At first Gomposh did not speak, but that was not surprising. Gomposh was not one to rush into speech when you could express so much by saying nothing. To be able to express a good deal, and yet not to put it into the shape of words—to say things with your whole body and mind without making noises with your mouth and throat—is a wonderful faculty. Few people know anything about it; because half the business of people's lives is carried on in the mouth, and they are not happy or wise enough to be quiet; but the beasts use it continually; because they are very happy and very wise.
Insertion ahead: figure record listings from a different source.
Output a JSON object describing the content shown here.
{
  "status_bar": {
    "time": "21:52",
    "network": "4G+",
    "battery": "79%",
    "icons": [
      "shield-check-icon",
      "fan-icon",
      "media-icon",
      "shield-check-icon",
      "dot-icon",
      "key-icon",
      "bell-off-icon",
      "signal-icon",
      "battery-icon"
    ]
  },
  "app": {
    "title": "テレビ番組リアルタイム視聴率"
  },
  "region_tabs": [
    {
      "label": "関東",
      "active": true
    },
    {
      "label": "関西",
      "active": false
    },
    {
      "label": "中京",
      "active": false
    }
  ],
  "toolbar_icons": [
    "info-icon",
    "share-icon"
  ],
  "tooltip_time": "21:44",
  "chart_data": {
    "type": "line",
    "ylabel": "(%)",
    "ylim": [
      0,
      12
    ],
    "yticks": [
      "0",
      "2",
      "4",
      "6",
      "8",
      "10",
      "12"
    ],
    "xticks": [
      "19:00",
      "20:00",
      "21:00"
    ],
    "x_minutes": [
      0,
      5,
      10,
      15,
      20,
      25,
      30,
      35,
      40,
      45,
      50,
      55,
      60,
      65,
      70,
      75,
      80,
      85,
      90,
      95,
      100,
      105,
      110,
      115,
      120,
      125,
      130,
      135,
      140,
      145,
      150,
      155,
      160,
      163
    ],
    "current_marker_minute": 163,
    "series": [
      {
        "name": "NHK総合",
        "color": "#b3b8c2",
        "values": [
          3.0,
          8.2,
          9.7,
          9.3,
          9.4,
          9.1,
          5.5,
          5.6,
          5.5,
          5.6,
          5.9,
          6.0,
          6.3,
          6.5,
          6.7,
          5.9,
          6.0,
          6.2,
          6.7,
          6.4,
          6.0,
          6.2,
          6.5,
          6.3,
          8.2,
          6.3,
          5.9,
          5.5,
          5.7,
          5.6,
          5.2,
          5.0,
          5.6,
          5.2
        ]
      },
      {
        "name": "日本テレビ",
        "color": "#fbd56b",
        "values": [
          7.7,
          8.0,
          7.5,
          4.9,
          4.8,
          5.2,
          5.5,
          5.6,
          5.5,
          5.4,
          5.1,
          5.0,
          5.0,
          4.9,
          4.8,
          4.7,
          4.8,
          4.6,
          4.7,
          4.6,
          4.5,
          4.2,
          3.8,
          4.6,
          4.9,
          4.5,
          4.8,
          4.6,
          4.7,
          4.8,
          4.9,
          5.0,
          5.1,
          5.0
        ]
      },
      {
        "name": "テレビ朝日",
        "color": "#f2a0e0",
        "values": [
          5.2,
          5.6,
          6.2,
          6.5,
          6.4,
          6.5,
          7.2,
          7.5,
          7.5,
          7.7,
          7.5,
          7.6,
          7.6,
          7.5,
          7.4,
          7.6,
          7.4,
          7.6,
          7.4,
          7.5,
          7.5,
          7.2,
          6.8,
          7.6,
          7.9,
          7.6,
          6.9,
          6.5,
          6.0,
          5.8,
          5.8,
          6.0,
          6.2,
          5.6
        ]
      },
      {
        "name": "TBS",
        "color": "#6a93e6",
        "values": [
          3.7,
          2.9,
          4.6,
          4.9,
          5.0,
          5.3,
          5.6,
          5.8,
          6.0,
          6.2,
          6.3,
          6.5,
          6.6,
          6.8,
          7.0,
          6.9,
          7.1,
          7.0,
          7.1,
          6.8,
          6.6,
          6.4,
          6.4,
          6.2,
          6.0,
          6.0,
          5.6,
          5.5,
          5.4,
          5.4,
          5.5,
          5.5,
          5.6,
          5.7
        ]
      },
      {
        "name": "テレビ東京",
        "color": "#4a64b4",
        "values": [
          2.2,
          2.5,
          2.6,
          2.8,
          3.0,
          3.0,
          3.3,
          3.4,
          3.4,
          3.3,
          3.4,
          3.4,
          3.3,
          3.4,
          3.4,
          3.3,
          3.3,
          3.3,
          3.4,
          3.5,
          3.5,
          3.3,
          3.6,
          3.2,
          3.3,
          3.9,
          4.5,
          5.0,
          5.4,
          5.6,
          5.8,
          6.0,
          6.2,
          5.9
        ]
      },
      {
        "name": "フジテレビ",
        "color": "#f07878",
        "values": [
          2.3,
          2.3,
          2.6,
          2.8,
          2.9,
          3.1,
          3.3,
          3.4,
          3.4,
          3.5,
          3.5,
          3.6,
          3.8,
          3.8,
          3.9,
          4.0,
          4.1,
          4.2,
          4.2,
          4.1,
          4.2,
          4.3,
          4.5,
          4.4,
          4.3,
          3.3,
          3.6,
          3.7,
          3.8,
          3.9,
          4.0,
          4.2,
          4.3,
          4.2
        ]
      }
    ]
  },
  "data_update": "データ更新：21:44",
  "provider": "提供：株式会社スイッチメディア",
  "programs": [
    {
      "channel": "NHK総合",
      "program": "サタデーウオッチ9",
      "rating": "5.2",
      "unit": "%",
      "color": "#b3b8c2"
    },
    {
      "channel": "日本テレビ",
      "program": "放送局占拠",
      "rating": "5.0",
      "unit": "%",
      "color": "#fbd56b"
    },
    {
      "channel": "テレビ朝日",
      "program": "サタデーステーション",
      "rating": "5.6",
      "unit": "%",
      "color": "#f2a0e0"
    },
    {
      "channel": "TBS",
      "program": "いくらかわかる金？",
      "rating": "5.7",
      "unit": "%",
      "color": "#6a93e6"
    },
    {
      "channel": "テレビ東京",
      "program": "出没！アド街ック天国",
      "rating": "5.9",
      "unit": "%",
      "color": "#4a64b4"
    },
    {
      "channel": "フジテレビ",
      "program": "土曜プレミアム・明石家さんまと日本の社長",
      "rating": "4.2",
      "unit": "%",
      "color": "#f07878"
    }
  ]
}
So Gomposh looked at Shasta, and Shasta looked at Gomposh, and for a long time neither of them made a sound. But the mind that was in Gomposh's big body, and the body that was outside Gomposh's big mind, went on quietly making all sorts of observations which Shasta easily understood. So he knew, just as well as if Gomposh had said it, that the bear was telling him he had been on his travels; also that things were different in him; that he was another sort of person, because many things had happened to him in the meantime. Exactly what those things were, Gomposh did not know; but he knew what the effect was which they had produced in Shasta. He knew that the part of Shasta that was not wolf had mingled with that part of the world which also is not wolf, and that therefore he was a little less wolfish than before.
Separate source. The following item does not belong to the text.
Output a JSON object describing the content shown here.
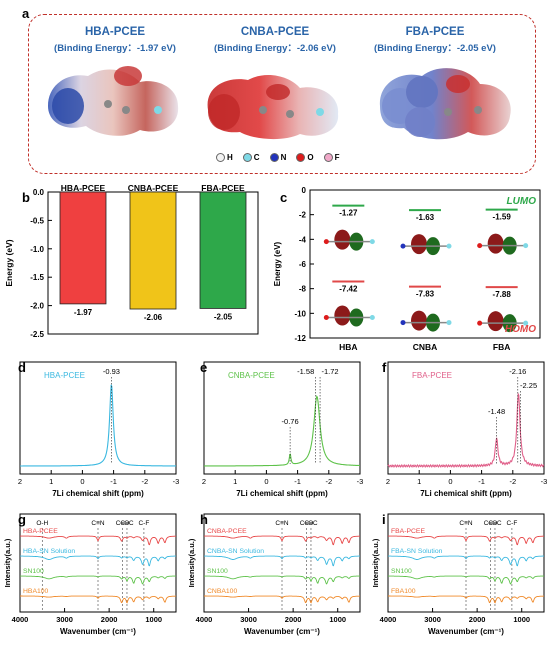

At first Shasta felt a little uncomfortable at the way Gomposh looked him calmly through and through. It was as if Gomposh said: "We are a long way off, little Brother. We have travelled far apart. But I catch you with the mind."

And Shasta couldn't help feeling as if he had done something of which he was ashamed. He had left the wild kindred—the wolf-father, the wolf-mother, all that swift, stealthy, fierce wolf-world that had its going among the trees. He had gone out to search for another kindred, almost as swift, stealthy and fierce as the wolves themselves, yet of a strange, unnamable cunning, and of a smell stranger still. And yet with all this strangeness, the new kindred had fastened itself upon him with a hold which Shasta could not shake off, as of something which his half-wolf nature could neither resist nor deny. And the more Gomposh looked at him out of his little piercing eyes, the more keenly he felt that the old bear was realizing this hold upon him of the new kindred, far off beyond the trees.

When at last Gomposh spoke—that is, when he allowed the wisdom that was in him to ooze out in bear language—what he remarked amounted to this:

"You have found the new kindred. You have learnt the new knowledge. You are less wolf than you were."

Shasta did not like being told that he had grown less a wolf. It was just as if Gomposh had accused him of having lost something which was not to be recovered.

"I am just the same as I was," he replied stoutly; but he knew it was not true.

"The moons have gone by, and the moons have gone by," Gomposh said. "The runways have been filled with folk. But you have not come along them. You have not watched them. You have missed everything that has gone by."